Cependant, les livres ne sont pas le seul moyen d’apprendre, le voyage aussi est source
de savoirs nouveaux. N’oublions pas que les humanistes du XVI° siècle ont été de grands
voyageurs. L’Italie est, pour eux, la patrie rêvée, car elle a été la source même du
renouveau. Ainsi on sent tout l’enthousiasme de Du Bellay avant son départ dans le choix
du futur, qui marque une certitude, confirmée par me choix lexical redondant « je me vantais
en moi ». De plus, même s’il y a une alternance pour l’œil entre les rimes embrassées des
deux quatrains masculines et féminines, sur le plan sonore le [e] reste muet, seul le son [i]
ressort, un son aigu, qui sonne comme un cri de joie.

Ainsi, en digne humaniste, Du Bellay a rêvé de ce voyage en Italie, qui lui est apparu
comme le meilleur moyen de s’enrichir des plus importants savoirs.Mais a-t-il réalisé
son rêve?

LA DÉSILLUSION DU POÈTE

En fait, nous observons une grande déception à partir du très net contraste entre la tonalité
joyeuse des deux quatrains, et celle, plus grave, des deux tercets, dans lesquels
prédominent des voyelles nasales, à la rime (« loin/soin ») ou dans le cours des vers :
« humains », « m’enrichir », « ennui », « voyageant », « harengs » « lingots ». Mais déjà
dans les tercets, nous pouvions trouver un indice avec le passage du futur à l’imparfait
(« discourais », « vantais ») qui suggère la fin de cet enthousiasme. De plus ce passage
correspond à une coupe forte à la césure du vers 6. Ainsi le poète exprime sa désillusion
avec force, en s’adressant d’abord (« je me vantais ») un reproche à lui-même : il avoue une
forme de naïveté. Mais il le généralise ensuite par l’exclamation nominale du v. 9 : tous les
hommes font des rêves, qui ne sont en fait que des illusions dues à leur vanité.

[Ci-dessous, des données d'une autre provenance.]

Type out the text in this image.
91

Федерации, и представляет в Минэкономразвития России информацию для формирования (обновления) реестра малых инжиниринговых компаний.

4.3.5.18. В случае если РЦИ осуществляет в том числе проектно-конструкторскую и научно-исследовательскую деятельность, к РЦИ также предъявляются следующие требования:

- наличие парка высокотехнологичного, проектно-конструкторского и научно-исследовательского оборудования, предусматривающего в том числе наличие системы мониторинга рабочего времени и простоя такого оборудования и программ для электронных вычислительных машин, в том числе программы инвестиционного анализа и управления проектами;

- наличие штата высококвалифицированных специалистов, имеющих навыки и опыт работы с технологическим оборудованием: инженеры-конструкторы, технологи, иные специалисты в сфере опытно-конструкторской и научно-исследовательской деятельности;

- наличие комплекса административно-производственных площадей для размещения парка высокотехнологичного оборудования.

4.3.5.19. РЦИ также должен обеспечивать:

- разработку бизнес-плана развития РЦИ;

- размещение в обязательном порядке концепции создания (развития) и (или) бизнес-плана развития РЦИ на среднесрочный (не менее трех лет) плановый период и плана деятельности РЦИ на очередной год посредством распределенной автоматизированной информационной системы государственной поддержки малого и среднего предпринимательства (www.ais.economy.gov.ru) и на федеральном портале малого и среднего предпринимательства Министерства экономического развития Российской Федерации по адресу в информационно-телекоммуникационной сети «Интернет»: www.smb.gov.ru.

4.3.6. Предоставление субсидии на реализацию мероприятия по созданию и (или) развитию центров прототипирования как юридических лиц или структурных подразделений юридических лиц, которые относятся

Dans ce poème lyrique, Du Bellay laisse donc libre cours, amèrement, à son émotion, mais
aussi, implicitement, adresse une critique à l’Italie, qui n’a pas correspondu à ses rêves
d’humaniste.

Le sentiment d’échec ressort nettement des deux tercets, qui soulignent le contraste entre
le voyage (« je suis venu si loin », « en voyageant ») et son résultat par une série
d’antithèses. La première oppose le lexique mélioratif (« m’enrichir ») et les trois termes qui
le complètent, tous péjoratifs : « ennui », « vieillesse » et « soin », qui signifie souci. La
deuxième oppose les deux verbes, « m’enrichir » et « perdre », ce second verbe étant
complété par une dernière antithèse avec son complément hyperbolique, « le meilleur »

Enfin, la comparaison finale, introduite par « Ainsi » et soulignée par « comme moi », met
en valeur cet échec par le choix des comparants. Le premier est « le marinier », qui affronte
les dangers de la mer parce qu’il espère une pêche abondante, illustrée par les rimes
centrales, imagées : « trésor », « lingots d’or ». Il correspond au poète qui, lui aussi, espérait
s’ « enrichir ». Le second comparant est « des harengs », c’est-à-dire des poissons de très
médiocre qualité, sans grande valeur. Ils symbolisent l’échec du poète qui a le sentiment
d’avoir perdu son temps en Italie. L’ensemble se conclut par une sorte de morale, fort
pessimiste : « un malheureux voyage »

Le sonnet s’est donc transformé en une sorte d’apologue pour dénoncer le rêve
humaniste, ici présenté comme une illusion.

CONCLUSION
La Renaissance, et très particulièrement l’œuvre des poètes de la Pléiade, est fondée sur un véritable mythe du

monde antique : Rome y apparaît à la fois dans toute la puissance d’un Empire, comme le cœur du monde

chrétien, et comme la capitale des arts et des lettres. Ainsi ce sonnet de Du Bellay est original puisqu’il représente

une démythification de cette image.

Nous voyons donc, dans ce sonnet lyrique, un rêve se briser, celui de l’humaniste qui a cru pouvoir,

par ce voyage, s’améliorer, et qui ressent, douloureusement, le poids de son échec. Faut-il en

conclure à la vanité du modèle proposé ? Ou s’agit-il seulement d’une expérience personnelle, due à

l’âge et à la maladie, impossible à généraliser ? (Cf. Les Regrets, « Heureux qui comme Ulysse… »)

Ou bien encore assistons-nous ici à une évolution dans la pensée humaniste, passant de l’optimisme

de la première moitié du siècle, à plus de doutes dans la seconde?